Via Dan Froomkin, here's Newsweek questioning the efficacy of high-profile presidential speeches:
[T]he administration is not politically deaf. Bush and his advisers can hear the rumblings of concern in the public and within their party's own ranks, and last week they began taking steps to shore up support for the war. In the view of the White House, the public is periodically upset by the violent images on its TVs and so the president must, from time to time, speak up. The model for the president's speech this week was his address to the U.S. Army War College in Carlisle, Pa., last year. . . .
[B]ut it's not clear that Bush's speeches serve to inspire. According to the Gallup poll, support for the war in Iraq went up 1 percentage point after his War College speech last year. Public confidence seems to more closely track the ebbs and flows in violence.
First, a 1 percentage point change is within the margin of error of the poll -- it's literally meaningless. But the larger point that Newsweek is driving at is clear. In the aggregate, presidential approval responds to fundamentals -- the economy, the number of war deaths, prospects for victory, etc. Prime time speeches just don't work. As George Edwards suggests in his book On Deaf Ears, presidential initiatives to change public opinion rarely succeed. What's ironic is that every president has to re-learn this lesson. Bush's particular lesson has been delayed for years by the popularity boost he received from 9/11, but he will soon realize that his top second-term domestic and foreign policy initiatives -- Social Security and Iraq -- are essentially immune to his efforts to whip up support.
In short, the perception that public opinion fluctuates wildly in response to elite messages is wrong, at least when elites are divided.
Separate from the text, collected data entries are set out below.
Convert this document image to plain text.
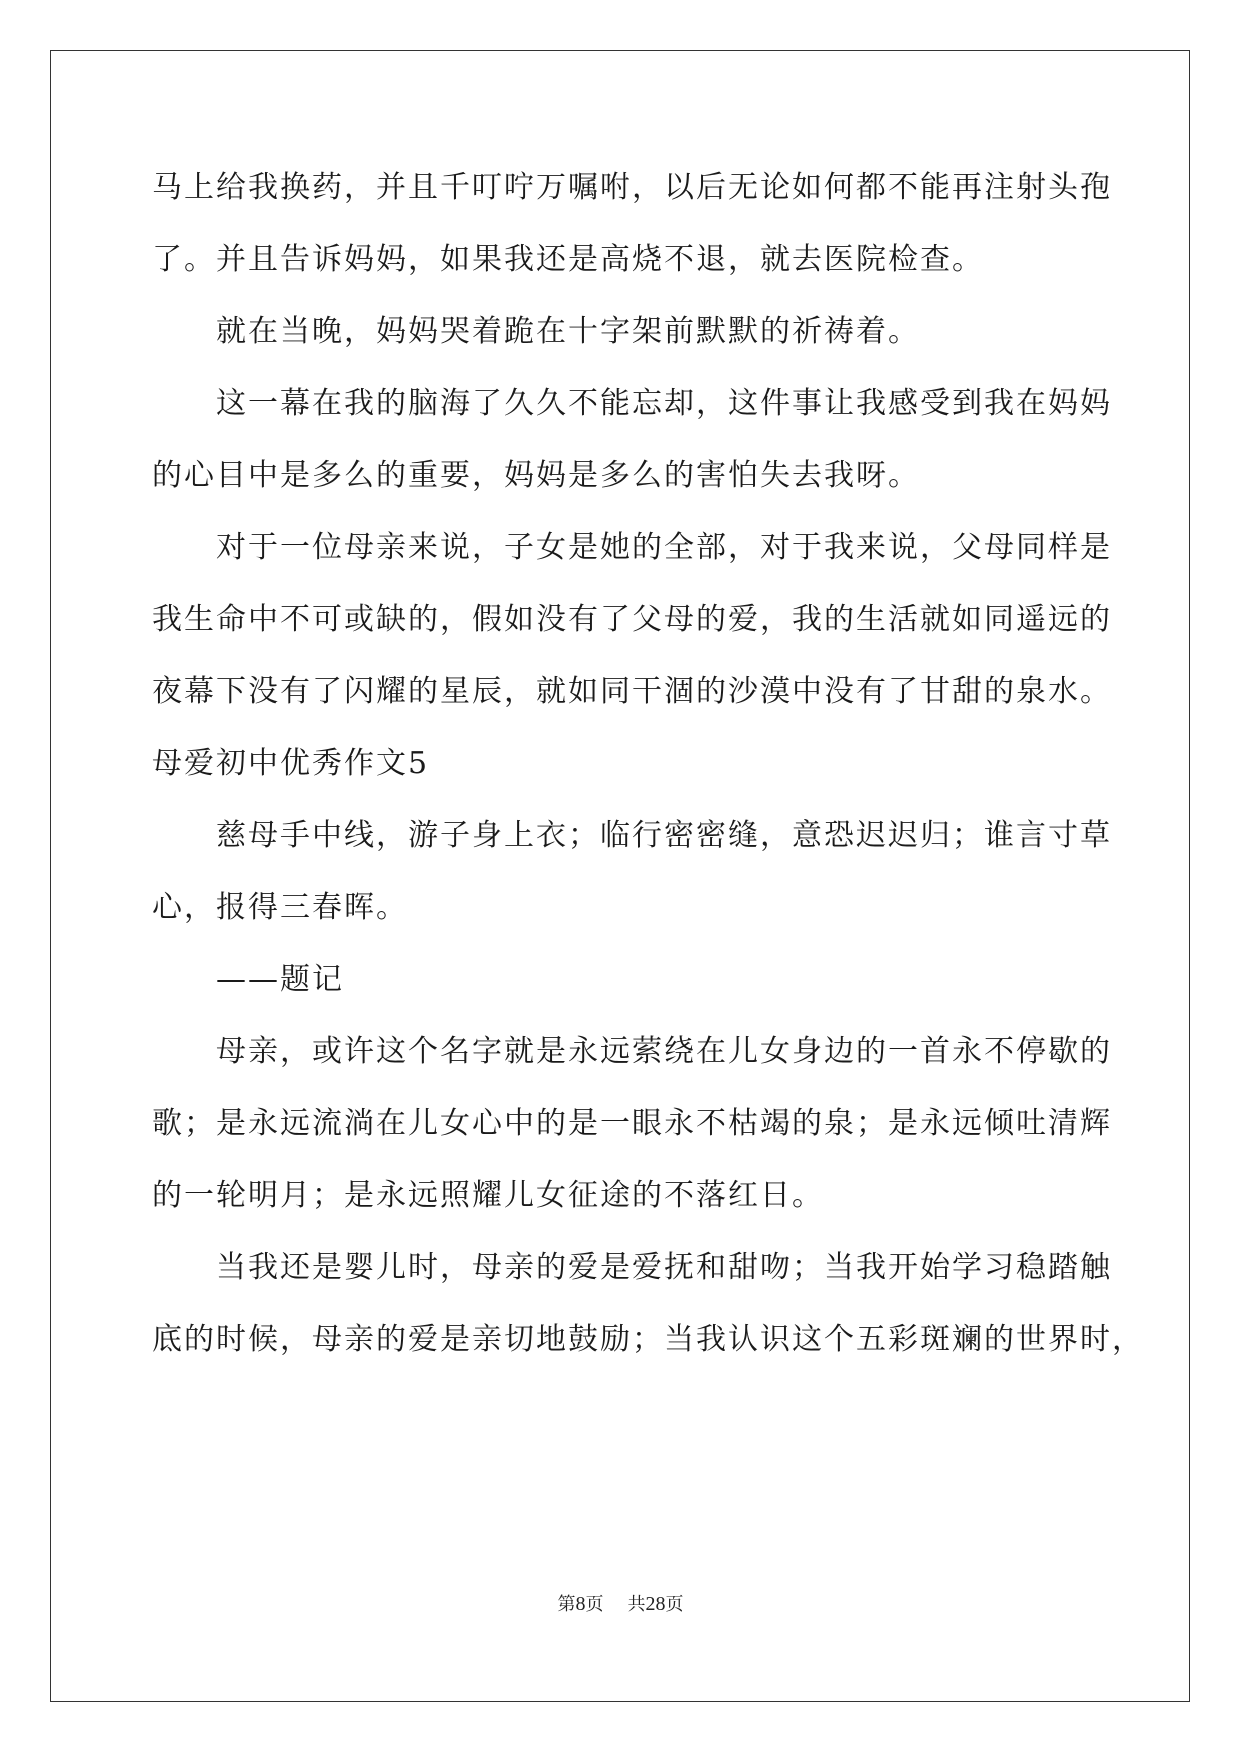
马上给我换药，并且千叮咛万嘱咐，以后无论如何都不能再注射头孢
了。并且告诉妈妈，如果我还是高烧不退，就去医院检查。
就在当晚，妈妈哭着跪在十字架前默默的祈祷着。
这一幕在我的脑海了久久不能忘却，这件事让我感受到我在妈妈
的心目中是多么的重要，妈妈是多么的害怕失去我呀。
对于一位母亲来说，子女是她的全部，对于我来说，父母同样是
我生命中不可或缺的，假如没有了父母的爱，我的生活就如同遥远的
夜幕下没有了闪耀的星辰，就如同干涸的沙漠中没有了甘甜的泉水。
母爱初中优秀作文5
慈母手中线，游子身上衣；临行密密缝，意恐迟迟归；谁言寸草
心，报得三春晖。
——题记
母亲，或许这个名字就是永远萦绕在儿女身边的一首永不停歇的
歌；是永远流淌在儿女心中的是一眼永不枯竭的泉；是永远倾吐清辉
的一轮明月；是永远照耀儿女征途的不落红日。
当我还是婴儿时，母亲的爱是爱抚和甜吻；当我开始学习稳踏触
底的时候，母亲的爱是亲切地鼓励；当我认识这个五彩斑斓的世界时，
第8页 共28页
Macro public opinion is actually quite stable, and it moves in understandable long-term patterns. So go democracy! In the aggregate, the public doesn't listen to spin; they respond to fundamentals.
(For more on the specifics of public opinion toward war, see Choosing Your Battles by my colleagues at Duke, Peter Feaver and Chris Gelpi. The bottom line of their research is that the public is willing to tolerate a relatively high number of casualties if they think victory is likely and the cause is important. And for more on macro public opinion, see Page and Shapiro's The Rational Public and especially Erickson, MacKuen, and Stimson's classic The Macro Polity.)